Mrs. Harmon sat talking in the little den beside the door which she called the office, when she returned from that absence which she had asked him to say would not be more than fifteen minutes at the outside. It had been something more than two hours, and it had ended almost clandestinely; but knowledge of her return had somehow spread through the house, and several ladies came in while she was talking, to ask when their window-shades were to be put up, or to say that they knew their gas-fixtures must be out of order; or that there were mice in their closets, for they had heard them gnawing; or that they were sure their set-bowls smelt, and that the traps were not working. Mrs. Harmon was prompt in every exigency. She showed the greatest surprise that those shades had not gone up yet; she said she was going to send round for the gasfitter to look at the fixtures all over the house; and that she would get some potash to pour down the bowls, for she knew the drainage was perfect—it was just the pipes down to the traps that smelt; she advised a cat for the mice, and said she would get one. She used the greatest sympathy with the ladies, recognising a real sufferer in each, and not attempting to deny anything. From the dining-room came at times the sound of voices, which blended in a discord loud above the clatter of crockery, but Mrs. Harmon seemed not to hear them. An excited foreigner of some sort finally rushed from this quarter, and thrust his head into the booth where Lemuel and Mrs. Harmon sat, long enough to explode some formula of renunciation upon her, which left her serenity unruffled. She received with the same patience the sarcasm of a boarder who appeared at the office-door with a bag in his hand, and said he would send an express-man for his trunk. He threw down the money for his receipted bill; and when she said she was sorry he was going, he replied that he could not stand the table any longer, and that he believed that French cook of hers had died on the way over; he was tired of the Nova Scotia temporary, who had become permanent. A gentleman waited for the parting guest to be gone, and then said to the tranquil Mrs. Harmon: “So Mellen has kicked, has he?”

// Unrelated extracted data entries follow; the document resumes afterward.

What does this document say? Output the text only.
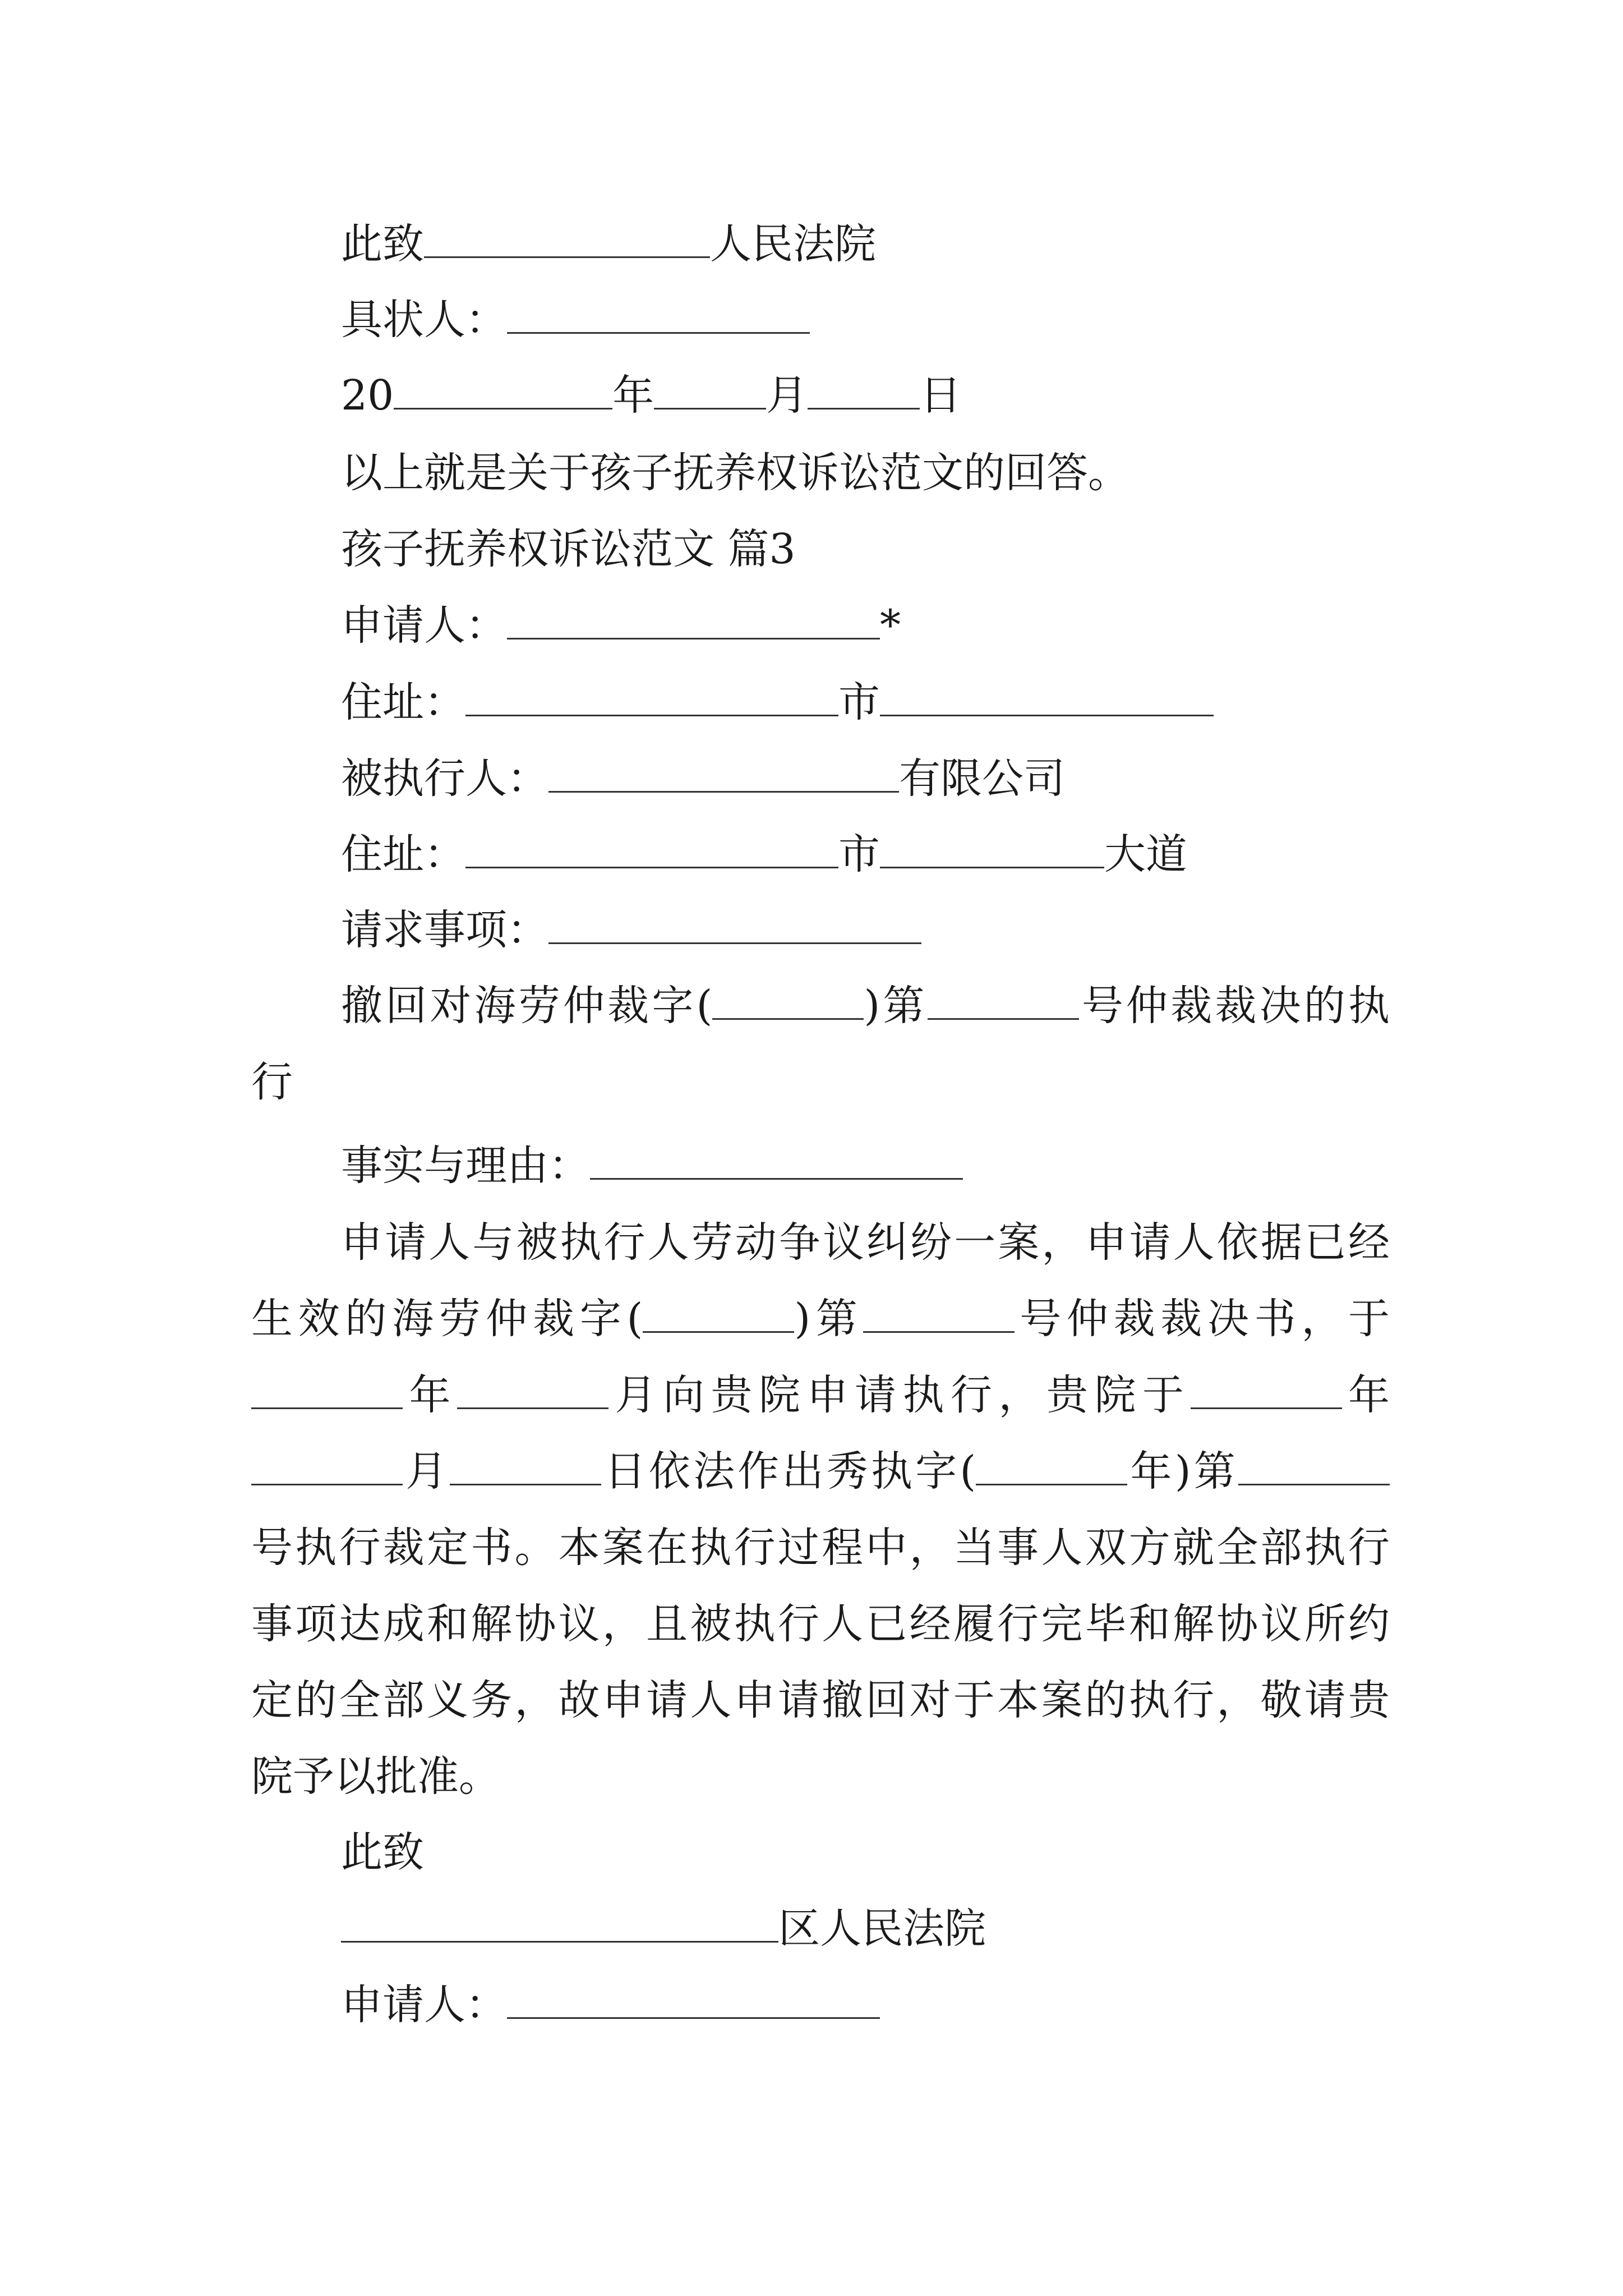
此致	人民法院
具状人：
20	年	月	日
以上就是关于孩子抚养权诉讼范文的回答。
孩子抚养权诉讼范文 篇3
申请人：	*
住址：	市
被执行人：	有限公司
住址：	市	大道
请求事项：
撤回对海劳仲裁字(	)第	号仲裁裁决的执
行
事实与理由：
申请人与被执行人劳动争议纠纷一案，申请人依据已经
生效的海劳仲裁字(	)第	号仲裁裁决书，于
年	月向贵院申请执行，贵院于	年
月	日依法作出秀执字(	年)第
号执行裁定书。本案在执行过程中，当事人双方就全部执行
事项达成和解协议，且被执行人已经履行完毕和解协议所约
定的全部义务，故申请人申请撤回对于本案的执行，敬请贵
院予以批准。
此致
区人民法院
申请人：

“Yes, Mr. Evans,” said Mrs. Harmon; “Mr. Mellen has kicked.”

“And don't you want to abuse him a little? You can to me, you know,” suggested the gentleman.

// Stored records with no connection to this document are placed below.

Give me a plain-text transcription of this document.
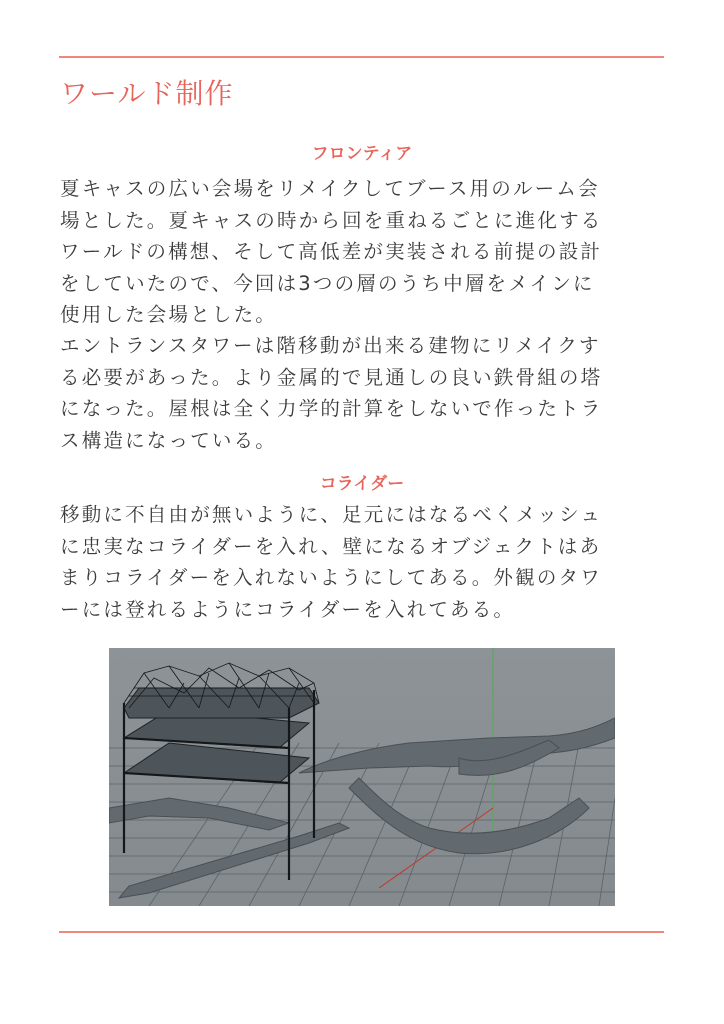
ワールド制作
フロンティア

夏キャスの広い会場をリメイクしてブース用のルーム会
場とした。夏キャスの時から回を重ねるごとに進化する
ワールドの構想、そして高低差が実装される前提の設計
をしていたので、今回は3つの層のうち中層をメインに
使用した会場とした。

エントランスタワーは階移動が出来る建物にリメイクす
る必要があった。より金属的で見通しの良い鉄骨組の塔
になった。屋根は全く力学的計算をしないで作ったトラ
ス構造になっている。

コライダー

移動に不自由が無いように、足元にはなるべくメッシュ
に忠実なコライダーを入れ、壁になるオブジェクトはあ
まりコライダーを入れないようにしてある。外観のタワ
ーには登れるようにコライダーを入れてある。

He had a full beard, parted at the chin; it was almost white, and looked older than the rest of his face; his eyes were at once sad and whimsical. Lemuel tried to think where he had seen him before.

“Thank you; I don't know as it would do any good, Mr. Evans. But if he could have waited one week longer, I should have had that cook.”

“Yes, that is what I firmly believe. Do you feel too much broken up to accept a ticket to the Wednesday matinée at the Museum?”

“No, I don't,” said Mrs. Harmon. “But I shouldn't want to deprive Mrs. Evans of it.”

“Oh, she wouldn't go,” said Mr. Evans, with a slight sigh. “You had better take it. Jefferson's going to do Bob Acres.”